Quanto ao tutor e curador, malgrado ausente qualquer expressa alusão, é de repetir a mesma ressalva, de que seu direito regressivo estaria condicionado ao preenchimento dos requisitos pela lei elencados para que se ostentasse a responsabilidade do incapaz. Mas, de novo, isso só ocorre justamente nos casos em que os responsáveis não tiverem condição ou obrigação de arcar como ressarcimento. Apenas se aprovada fosse ou vier a ser a proposta de alteração do CC 928, estatuindo uma responsabilidade solidária dos incapazes, é que se poderá cogitar de sua eventual responsabilidade regressiva, perante tutor ou curador, mas sempre na forma equitativa, do parágrafo único do mesmo preceito. Até porque, não terá cabimento responsabilizar os incapazes de maneira mais grave, quando se trate de responsabilidade regressiva, do que se dá na responsabilidade direta.

Os empregadores têm também regresso contra os empregados, pelos atos danosos ressarcidos, mediante comprovação de simples culpa, que não precisa ser grave, por eventual incidência do art. 462, § 1º, da CLT, o qual deve ser compreendido apenas como concernente à possibilidade de desconto da indenização do salário do empregado.

No caso do educador, pode-se cogitar de seu direito regressivo contra o próprio aluno nas mesmas condições do citado CC 928. Porém, desde o Código de 1916, conflito já havia sobre a possibilidade de regresso do educador contra os pais do aluno, alguns se posicionando pela tese positiva (por todos: Maria Helena Diniz. Curso de direito civil brasileiro, 16 ed. São Paulo, saraiva, 2002, v. VII, p. 462), outros pela negativa (Pereira, Caio Mário da Silva. Responsabilidade civil, 9 ed. Rio de Janeiro, forense, 1999, p. 98), posição a que se acede à consideração de que afinal prestado serviço oneroso pela assunção de uma função de educação e vigilância, pelo que não pode, ela própria, servir a benefício de quem por isso recebeu e alicerçar a cobrança contra os pais. (Cláudio Luiz Bueno De Godoy, apud Código Civil Comentado: Doutrina e Jurisprudência: Lei n. 10.406, de 10.02.2002. Coord. Cezar Peluso – Vários autores. 4ª ed. rev. e atual., p. 940-41 - Barueri, SP: Manole, 2010. Acesso 23/04/2020. Revista e atualizada nesta data por VD).

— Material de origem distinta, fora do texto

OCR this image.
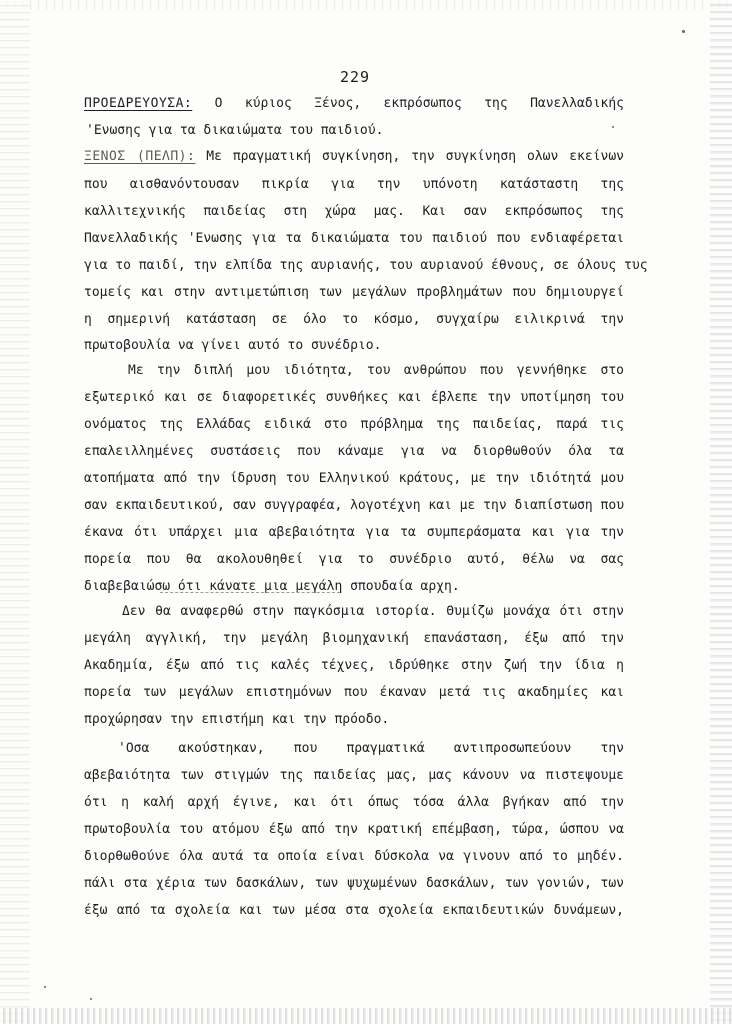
229
ΠΡΟΕΔΡΕΥΟΥΣΑ: Ο κύριος Ξένος, εκπρόσωπος της Πανελλαδικής
'Ενωσης για τα δικαιώματα του παιδιού.
ΞΕΝΟΣ (ΠΕΛΠ): Με πραγματική συγκίνηση, την συγκίνηση ολων εκείνων
που αισθανόντουσαν πικρία για την υπόνοτη κατάσταστη της
καλλιτεχνικής παιδείας στη χώρα μας. Και σαν εκπρόσωπος της
Πανελλαδικής 'Ενωσης για τα δικαιώματα του παιδιού που ενδιαφέρεται
για το παιδί, την ελπίδα της αυριανής, του αυριανού έθνους, σε όλους τυς
τομείς και στην αντιμετώπιση των μεγάλων προβλημάτων που δημιουργεί
η σημερινή κατάσταση σε όλο το κόσμο, συγχαίρω ειλικρινά την
πρωτοβουλία να γίνει αυτό το συνέδριο.
Με την διπλή μου ιδιότητα, του ανθρώπου που γεννήθηκε στο
εξωτερικό και σε διαφορετικές συνθήκες και έβλεπε την υποτίμηση του
ονόματος της Ελλάδας ειδικά στο πρόβλημα της παιδείας, παρά τις
επαλειλλημένες συστάσεις που κάναμε για να διορθωθούν όλα τα
ατοπήματα από την ίδρυση του Ελληνικού κράτους, με την ιδιότητά μου
σαν εκπαιδευτικού, σαν συγγραφέα, λογοτέχνη και με την διαπίστωση που
έκανα ότι υπάρχει μια αβεβαιότητα για τα συμπεράσματα και για την
πορεία που θα ακολουθηθεί για το συνέδριο αυτό, θέλω να σας
διαβεβαιώσω ότι κάνατε μια μεγάλη σπουδαία αρχη.
Δεν θα αναφερθώ στην παγκόσμια ιστορία. Θυμίζω μονάχα ότι στην
μεγάλη αγγλική, την μεγάλη βιομηχανική επανάσταση, έξω από την
Ακαδημία, έξω από τις καλές τέχνες, ιδρύθηκε στην ζωή την ίδια η
πορεία των μεγάλων επιστημόνων που έκαναν μετά τις ακαδημίες και
προχώρησαν την επιστήμη και την πρόοδο.
'Οσα ακούστηκαν, που πραγματικά αντιπροσωπεύουν την
αβεβαιότητα των στιγμών της παιδείας μας, μας κάνουν να πιστεψουμε
ότι η καλή αρχή έγινε, και ότι όπως τόσα άλλα βγήκαν από την
πρωτοβουλία του ατόμου έξω από την κρατική επέμβαση, τώρα, ώσπου να
διορθωθούνε όλα αυτά τα οποία είναι δύσκολα να γινουν από το μηδέν.
πάλι στα χέρια των δασκάλων, των ψυχωμένων δασκάλων, των γονιών, των
έξω από τα σχολεία και των μέσα στα σχολεία εκπαιδευτικών δυνάμεων,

Conceituado o artigo na doutrina de Ricardo Fiuza, em todos os casos de responsabilidade indireta vigora o princípio do direito de regresso daquele que suporta seus efeitos contra aquele que tiver praticado o ilícito, a não ser na hipótese da responsabilidade paterna, por razões de ordem moral e de organização da família. (Direito Civil - doutrina, Ricardo Fiuza – p. 482, apud Maria Helena Diniz Código Civil Comentado já impresso pdf 16ª ed., São Paulo, Saraiva, 2.012, pdf, Microsoft Word. Acesso em 23/04/2020, corrigido e aplicadas as devidas atualizações VD).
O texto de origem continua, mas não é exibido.